The other day at work he sent me this video, and as always, he came running over to my desk to see my reaction. I guess you could say my reactions was somewhat chuckley, but not the roaring laughter he was expecting to see.
See, the embarrassing truth is that I’ve never actually seen the “two girls one cup” video (oh hey, that’s not safe for work to click on!) everyone has been talking about since the beginning of the internet. Yes, it’s true!
That is until this morning.
As I lay in bed this morning wishing that I wasn’t awake ’cause it was only 8am on a Saturday morning, I thought, “Oh hell, that two girls one cup video, yeah, today’s the day.”
So, I watched it. I never thought I was capable of turning away from something I saw on my screen until today. Yes, *I* got grossed out. Me. Yours truly. The guy that finds and eats used chewing gum he finds on the on the underside of tables at McDonalds on a regular basis. (Kidding, but do you see how I was able to joke about it?)
Maybe I’m just getting old, maybe my tastes are maturing, I don’t know, but my stomach has churned each out of the hundred or so times I’ve watched the video this morning. If you haven’t already taken the plunge and watched the video, I suggest you do. It’s fantastic and horrible and wonderful and disgusting.
























I really don’t think you should encourage people clicking that link. You have in no way given the grossness justice! Bad God! Don’t make me bring the belt. Oh, and I’ve never seen it. Tubgirl and goatse was enough for me.
Fortunately, I’ve learnt what people I shouldn’t open links from, which has saved me a lot of pain and mental sadness. Phew.
As you probably already guessed from the short time you have known me, there isn’t much that offends me or disgusts me.
I could not make it through 2 girls 1 cup.
The fuck?????????
Yeahhhhh.
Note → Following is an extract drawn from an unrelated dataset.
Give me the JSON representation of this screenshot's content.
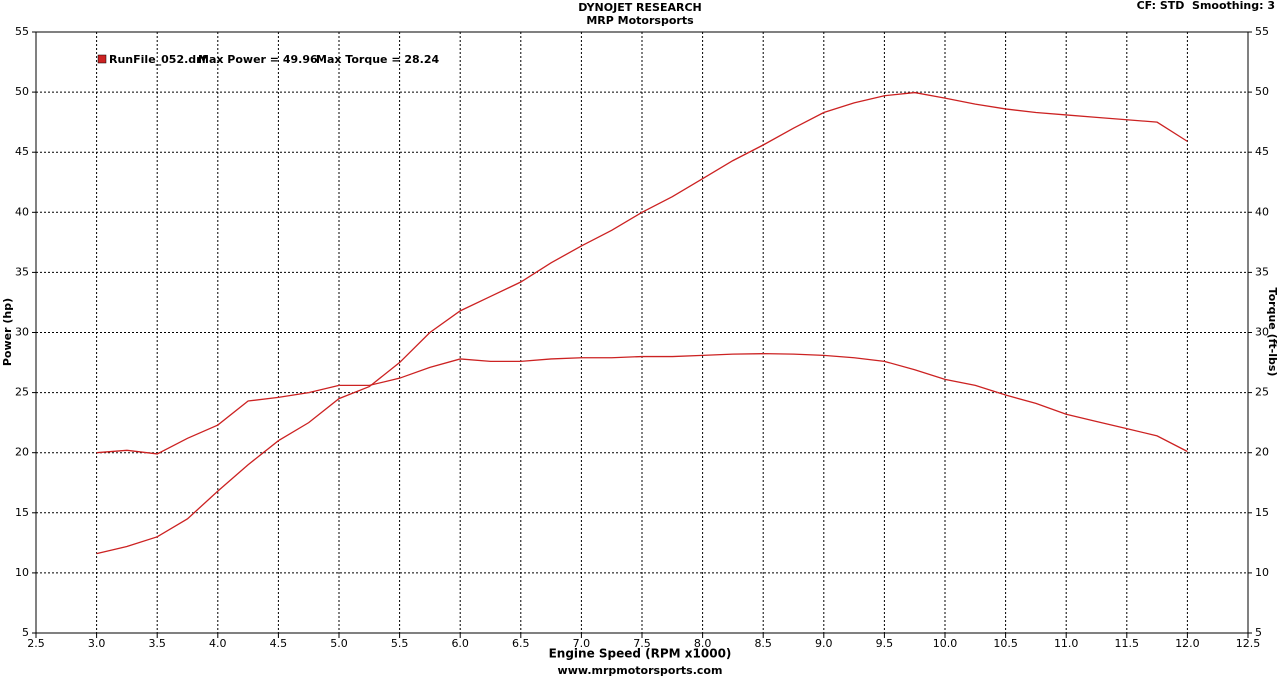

I have never watched it and I think my world is probably safer that way.
I have learned the hard way not to click on NSFW links from regretsy.com.
If ever I saw a video that deserved the moniker of revolting, this is it.
Hey, there are all different varieties of romantic. One woman’s dozen roses is another’s dozen ounces of industrial-grade excrement. Ah, love….
Hey God, I’m on to you. You’re so not getting away with this. My RSS-reader reported a post from you today that isn’t here anymore! You’re getting me all curious! Tellssss usssss.
Ah shit, you’re onto me.
Have you ever wrote a big post about something, then the moment after you posted it, you realized that your post was entirely wrong? Yeah, I didn’t think so, but that’s what happened to me.
That’s totally happened. And I’ve learnt that peoples RSS’readers are all “lets suck that post in and show it to people because if you just remove it, I’m keeping it!” so I usually change it to something really short and stupid instead. That way people just.. think I’m stupid. Which is… better..? than a revoker… Uhm.. Maybe I should do the same with this comment..
I thought the two girls one cup was that joke about two whores in a cum bucket contest. I have been corrected on that point.
I admit I hadn’t seen it before but I watched it while eating two pop tarts and didn’t look away.
Watching Bizarre Foods with Andrew Zimmern has fortified my intestitude.
So I have that going for me which is nice.